AML is occasionally diagnosed during pregnancy, either because of clinical manifestations or as an incidental finding during blood count checks. If detected during the first trimester, termination of pregnancy followed by treatment of the leukemia is advisable. The management of patients diagnosed later in pregnancy, such as late in the second trimester or during the third trimester, is more problematic. In the latter group of patients, if the leukemia is relatively indolent, it is sometimes possible to manage patients conservatively with leukapheresis and/or transfusion with induction of labor and delivery of the fetus as soon as possible.³⁶¹ There have also been many reports of patients treated with chemotherapy later in their pregnancy.^362,363 The majority of these women have not aborted, and there have been no reports of leukemia occuring in the children, nor an increased incidence of fetal abnormalities in infants who have been exposed to AML chemotherapy during the later stages of gestation.

Metabolic Abnormalities

Patients receiving treatment for AML can experience a wide range of metabolic problems as a consequence of vomiting, diarrhea, impaired nutrition, or renal dysfunction, usually due to side effects from antibiotics or amphotericin B. Some metabolic disorders are related to the leukemic process itself. Hyperuricemia, occasionally accompanied by urate nephropathy with renal insufficiency, is the most frequent metabolic accompaniment of AML. All patients should receive allopurinol, 300 mg/d or more, as soon as the diagnosis of acute leukemia is established, so that the chemotherapy can be administered as soon as is medically appropriate. In most patients, the urate nephropathy can be avoided or ameliorated with vigorous hydration and urinary alkalization with systemic or oral administration of sodium bicarbonate. Allopurinol can usually be discontinued within a day or two after chemotherapy is completed.

Tumor lysis syndrome occurs more frequently in patients with ALL, although some AML patients experience hyperphosphatemia, hypocalcemia, hyperkalemia, and renal insufficiency as a consequence of massive leukemic cell death.³⁶⁴ The inciting cause seems to be release of large amounts of phosphate from lysed blasts, which co-precipitates with calcium in the kidneys, leading to hypocalcemia and sometimes to oliguric renal failure. Hyperuricemia further contributes to this problem, which is usually self-limited and responds to judicious hydration. Despite markedly hypercellular marrows, hypercalcemia is extremely unusual in patients with AML. Severe, occasionally symptomatic, hypokalemia is not infrequent, particularly in patients with monocytic leukemias.
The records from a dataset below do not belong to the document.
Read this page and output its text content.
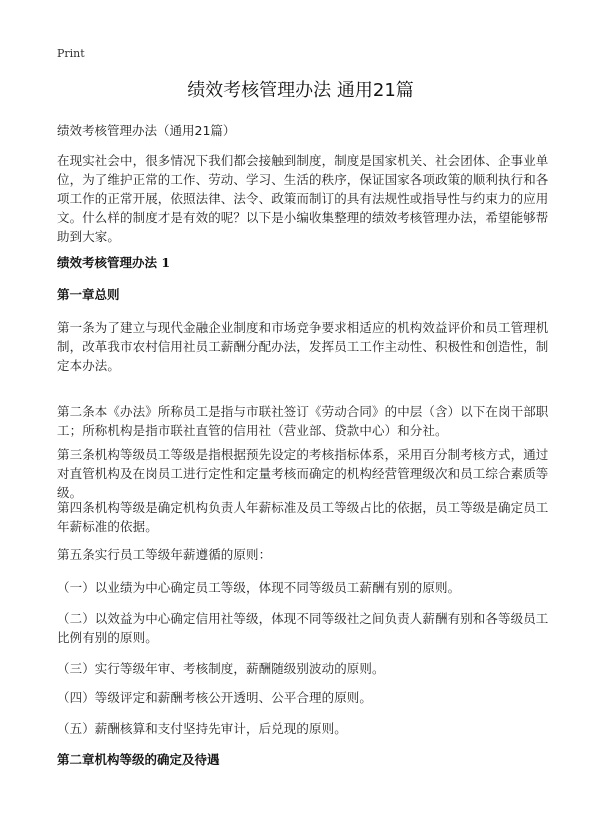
Print
绩效考核管理办法 通用21篇

绩效考核管理办法（通用21篇）

在现实社会中，很多情况下我们都会接触到制度，制度是国家机关、社会团体、企事业单位，为了维护正常的工作、劳动、学习、生活的秩序，保证国家各项政策的顺利执行和各项工作的正常开展，依照法律、法令、政策而制订的具有法规性或指导性与约束力的应用文。什么样的制度才是有效的呢？以下是小编收集整理的绩效考核管理办法，希望能够帮助到大家。

绩效考核管理办法 1

第一章总则

第一条为了建立与现代金融企业制度和市场竞争要求相适应的机构效益评价和员工管理机制，改革我市农村信用社员工薪酬分配办法，发挥员工工作主动性、积极性和创造性，制定本办法。

第二条本《办法》所称员工是指与市联社签订《劳动合同》的中层（含）以下在岗干部职工；所称机构是指市联社直管的信用社（营业部、贷款中心）和分社。

第三条机构等级员工等级是指根据预先设定的考核指标体系，采用百分制考核方式，通过对直管机构及在岗员工进行定性和定量考核而确定的机构经营管理级次和员工综合素质等级。

第四条机构等级是确定机构负责人年薪标准及员工等级占比的依据，员工等级是确定员工年薪标准的依据。

第五条实行员工等级年薪遵循的原则：

（一）以业绩为中心确定员工等级，体现不同等级员工薪酬有别的原则。

（二）以效益为中心确定信用社等级，体现不同等级社之间负责人薪酬有别和各等级员工比例有别的原则。

（三）实行等级年审、考核制度，薪酬随级别波动的原则。

（四）等级评定和薪酬考核公开透明、公平合理的原则。

（五）薪酬核算和支付坚持先审计，后兑现的原则。

第二章机构等级的确定及待遇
The mechanism appears to be renal potassium loss because of tubular damage induced by the high levels of lysozyme often noted in these patients.¹⁰⁸ Aggressive replacement with parenteral potassium is required; the syndrome usually abates after cytoreduction by chemotherapy. Lastly, rare patients have been described in whom lactic acidosis has been a constant metabolic accompaniment of the leukemia both at the time of presentation and relapse.³⁶⁵ The mechanism is unclear, although anaerobic metabolism by the leukemic cells at sites of leukostasis has been postulated.